The climate impacts of fossil-fuelled power plants are underestimated because of poor accounting. What’s more, these plants have the capacity to pour more than 300 billion tonnes of carbon dioxide into the atmosphere during their lifetime, says new research. Current monitoring standards are insufficient as they do not take into account long-term emissions. A BBC report observes that governments would get a true picture if they include in their calculation the lifetime emissions of working power plants.
Researchers from the University of California, Irvene, and Princeton University in the US estimate that these “committed emissions” have been growing by four per cent a year from 2000-12, and reached 307 billion tones in 2012. Power plants in China and India alone account for half of this commitment, the report says. This is much higher compared to Europe and the US, which together account for 20 per cent. “The US and Europe, for the most part, have not paid attention that such large consequences were turning up in the development decisions of the developing world,” Prof Robert Socolow from Princeton University told BBC.
The researchers suggest that current United Nations accounting methods, which chart annual carbon dioxide discharge, should also tally the projected lifetime emissions of power plants to provide a more accurate picture of their impact on global warming, says another National Geographic report.
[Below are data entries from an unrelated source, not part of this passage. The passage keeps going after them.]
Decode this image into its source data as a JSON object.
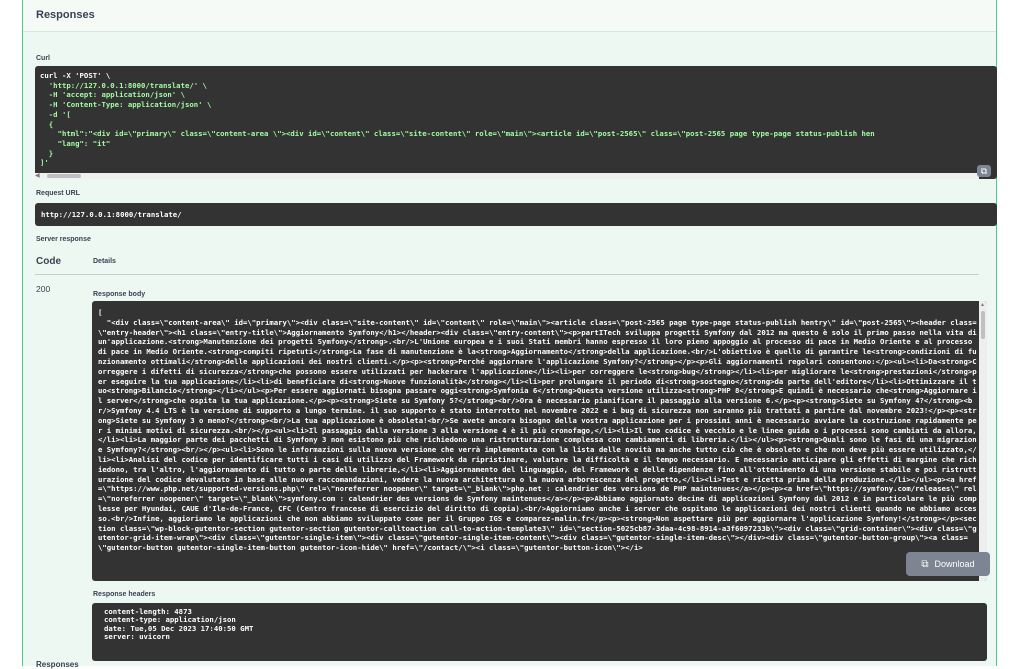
{
  "responses_title": "Responses",
  "curl": {
    "label": "Curl",
    "lines": [
      "curl -X 'POST' \\",
      "  'http://127.0.0.1:8000/translate/' \\",
      "  -H 'accept: application/json' \\",
      "  -H 'Content-Type: application/json' \\",
      "  -d '[",
      "  {",
      "    \"html\":\"<div id=\\\"primary\\\" class=\\\"content-area \\\"><div id=\\\"content\\\" class=\\\"site-content\\\" role=\\\"main\\\"><article id=\\\"post-2565\\\" class=\\\"post-2565 page type-page status-publish hen",
      "    \"lang\": \"it\"",
      "  }",
      "]'"
    ]
  },
  "request_url": {
    "label": "Request URL",
    "value": "http://127.0.0.1:8000/translate/"
  },
  "server_response_label": "Server response",
  "table": {
    "code_header": "Code",
    "details_header": "Details"
  },
  "response": {
    "code": "200",
    "body_label": "Response body",
    "body": "[\n  \"<div class=\\\"content-area\\\" id=\\\"primary\\\"><div class=\\\"site-content\\\" id=\\\"content\\\" role=\\\"main\\\"><article class=\\\"post-2565 page type-page status-publish hentry\\\" id=\\\"post-2565\\\"><header class=\\\"entry-header\\\"><h1 class=\\\"entry-title\\\">Aggiornamento Symfony</h1></header><div class=\\\"entry-content\\\"><p>partITech sviluppa progetti Symfony dal 2012 ma questo è solo il primo passo nella vita di un'applicazione.<strong>Manutenzione dei progetti Symfony</strong>.<br/>L'Unione europea e i suoi Stati membri hanno espresso il loro pieno appoggio al processo di pace in Medio Oriente e al processo di pace in Medio Oriente.<strong>compiti ripetuti</strong>La fase di manutenzione è la<strong>Aggiornamento</strong>della applicazione.<br/>L'obiettivo è quello di garantire le<strong>condizioni di funzionamento ottimali</strong>delle applicazioni dei nostri clienti.</p><p><strong>Perché aggiornare l'applicazione Symfony?</strong></p><p>Gli aggiornamenti regolari consentono:</p><ul><li>Da<strong>Correggere i difetti di sicurezza</strong>che possono essere utilizzati per hackerare l'applicazione</li><li>per correggere le<strong>bug</strong></li><li>per migliorare le<strong>prestazioni</strong>per eseguire la tua applicazione</li><li>di beneficiare di<strong>Nuove funzionalità</strong></li><li>per prolungare il periodo di<strong>sostegno</strong>da parte dell'editore</li><li>Ottimizzare il tuo<strong>Bilancio</strong></li></ul><p>Per essere aggiornati bisogna passare oggi<strong>Symfonia 6</strong>Questa versione utilizza<strong>PHP 8</strong>E quindi è necessario che<strong>Aggiornare il server</strong>che ospita la tua applicazione.</p><p><strong>Siete su Symfony 5?</strong><br/>Ora è necessario pianificare il passaggio alla versione 6.</p><p><strong>Siete su Symfony 4?</strong><br/>Symfony 4.4 LTS è la versione di supporto a lungo termine. il suo supporto è stato interrotto nel novembre 2022 e i bug di sicurezza non saranno più trattati a partire dal novembre 2023!</p><p><strong>Siete su Symfony 3 o meno?</strong><br/>La tua applicazione è obsoleta!<br/>Se avete ancora bisogno della vostra applicazione per i prossimi anni è necessario avviare la costruzione rapidamente per i minimi motivi di sicurezza.<br/></p><ul><li>Il passaggio dalla versione 3 alla versione 4 è il più cronofago,</li><li>Il tuo codice è vecchio e le linee guida o i processi sono cambiati da allora,</li><li>La maggior parte dei pacchetti di Symfony 3 non esistono più che richiedono una ristrutturazione complessa con cambiamenti di libreria.</li></ul><p><strong>Quali sono le fasi di una migrazione Symfony?</strong><br/></p><ul><li>Sono le informazioni sulla nuova versione che verrà implementata con la lista delle novità ma anche tutto ciò che è obsoleto e che non deve più essere utilizzato,</li><li>Analisi del codice per identificare tutti i casi di utilizzo del Framework da ripristinare, valutare la difficoltà e il tempo necessario. E necessario anticipare gli effetti di margine che richiedono, tra l'altro, l'aggiornamento di tutto o parte delle librerie,</li><li>Aggiornamento del linguaggio, del Framework e delle dipendenze fino all'ottenimento di una versione stabile e poi ristrutturazione del codice devalutato in base alle nuove raccomandazioni, vedere la nuova architettura o la nuova arborescenza del progetto,</li><li>Test e ricetta prima della produzione.</li></ul><p><a href=\\\"https://www.php.net/supported-versions.php\\\" rel=\\\"noreferrer noopener\\\" target=\\\"_blank\\\">php.net : calendrier des versions de PHP maintenues</a></p><p><a href=\\\"https://symfony.com/releases\\\" rel=\\\"noreferrer noopener\\\" target=\\\"_blank\\\">symfony.com : calendrier des versions de Symfony maintenues</a></p><p>Abbiamo aggiornato decine di applicazioni Symfony dal 2012 e in particolare le più complesse per Hyundai, CAUE d'Ile-de-France, CFC (Centro francese di esercizio del diritto di copia).<br/>Aggiorniamo anche i server che ospitano le applicazioni dei nostri clienti quando ne abbiamo accesso.<br/>Infine, aggioriamo le applicazioni che non abbiamo sviluppato come per il Gruppo IGS e comparez-malin.fr</p><p><strong>Non aspettare più per aggiornare l'applicazione Symfony!</strong></p><section class=\\\"wp-block-gutentor-section gutentor-section gutentor-calltoaction call-to-action-template3\\\" id=\\\"section-5025cb87-3daa-4c98-8914-a3f6097233b\\\"><div class=\\\"grid-container\\\"><div class=\\\"gutentor-grid-item-wrap\\\"><div class=\\\"gutentor-single-item\\\"><div class=\\\"gutentor-single-item-content\\\"><div class=\\\"gutentor-single-item-desc\\\"></div><div class=\\\"gutentor-button-group\\\"><a class=\\\"gutentor-button gutentor-single-item-button gutentor-icon-hide\\\" href=\\\"/contact/\\\"><i class=\\\"gutentor-button-icon\\\"></i>",
    "download_label": "Download",
    "headers_label": "Response headers",
    "headers": [
      "content-length: 4873",
      "content-type: application/json",
      "date: Tue,05 Dec 2023 17:40:50 GMT",
      "server: uvicorn"
    ]
  },
  "bottom_label": "Responses",
  "colors": {
    "panel_bg": "#eef8f3",
    "panel_border": "#49cc90",
    "code_bg": "#333333",
    "button_bg": "#7d8492"
  },
  "icons": {
    "copy": "copy-icon",
    "download": "copy-icon"
  }
}
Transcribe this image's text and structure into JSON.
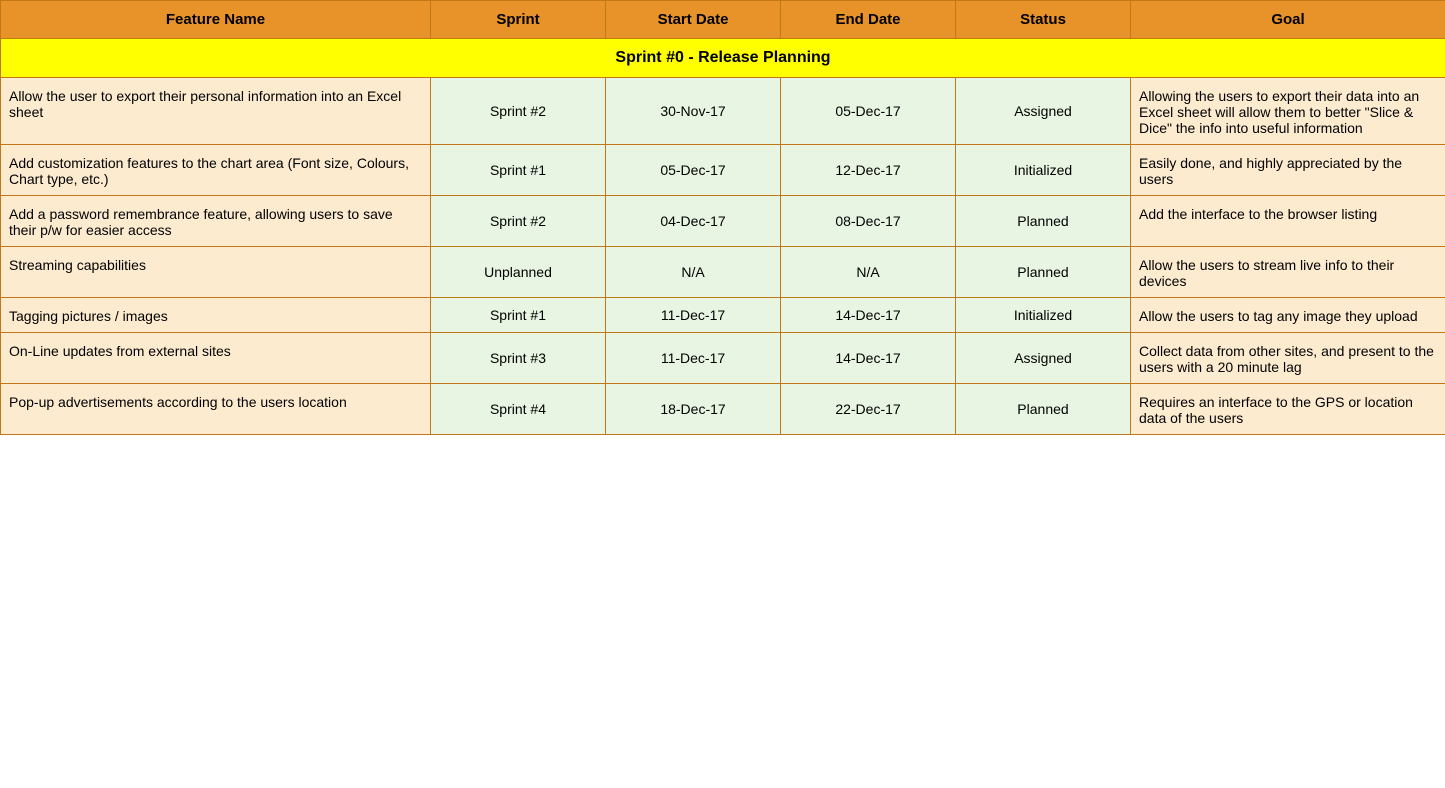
{
  "header": {
    "col_feature": "Feature Name",
    "col_sprint": "Sprint",
    "col_start": "Start Date",
    "col_end": "End Date",
    "col_status": "Status",
    "col_goal": "Goal"
  },
  "sprint_group": {
    "label": "Sprint #0 - Release Planning"
  },
  "rows": [
    {
      "feature": "Allow the user to export their personal information into an Excel sheet",
      "sprint": "Sprint #2",
      "start": "30-Nov-17",
      "end": "05-Dec-17",
      "status": "Assigned",
      "goal": "Allowing the users to export their data into an Excel sheet will allow them to better \"Slice & Dice\" the info into useful information"
    },
    {
      "feature": "Add customization features to the chart area (Font size, Colours, Chart type, etc.)",
      "sprint": "Sprint #1",
      "start": "05-Dec-17",
      "end": "12-Dec-17",
      "status": "Initialized",
      "goal": "Easily done, and highly appreciated by the users"
    },
    {
      "feature": "Add a password remembrance feature, allowing users to save their p/w for easier access",
      "sprint": "Sprint #2",
      "start": "04-Dec-17",
      "end": "08-Dec-17",
      "status": "Planned",
      "goal": "Add the interface to the browser listing"
    },
    {
      "feature": "Streaming capabilities",
      "sprint": "Unplanned",
      "start": "N/A",
      "end": "N/A",
      "status": "Planned",
      "goal": "Allow the users to stream live info to their devices"
    },
    {
      "feature": "Tagging pictures / images",
      "sprint": "Sprint #1",
      "start": "11-Dec-17",
      "end": "14-Dec-17",
      "status": "Initialized",
      "goal": "Allow the users to tag any image they upload"
    },
    {
      "feature": "On-Line updates from external sites",
      "sprint": "Sprint #3",
      "start": "11-Dec-17",
      "end": "14-Dec-17",
      "status": "Assigned",
      "goal": "Collect data from other sites, and present to the users with a 20 minute lag"
    },
    {
      "feature": "Pop-up advertisements according to the users location",
      "sprint": "Sprint #4",
      "start": "18-Dec-17",
      "end": "22-Dec-17",
      "status": "Planned",
      "goal": "Requires an interface to the GPS or location data of the users"
    }
  ]
}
The study comes at a time when the US is attempting for the first time to regulate emissions from existing power plants.
According to this report, the study published in the journal Environmental Research Letters reflects international trends in investment in coal-burning power plants—their construction has been slowing in the West since the 1980s but increasing in China, India and other developing countries.
“There is a global effort to reduce carbon dioxide, but it is actually increasing at a shocking rate,” Steven Davis, one of the co-authors of the study, told National Geogrpahic. “When you build a power plant, it is going to stick around for 40 to 50 years and emit a lot of carbon dioxide.”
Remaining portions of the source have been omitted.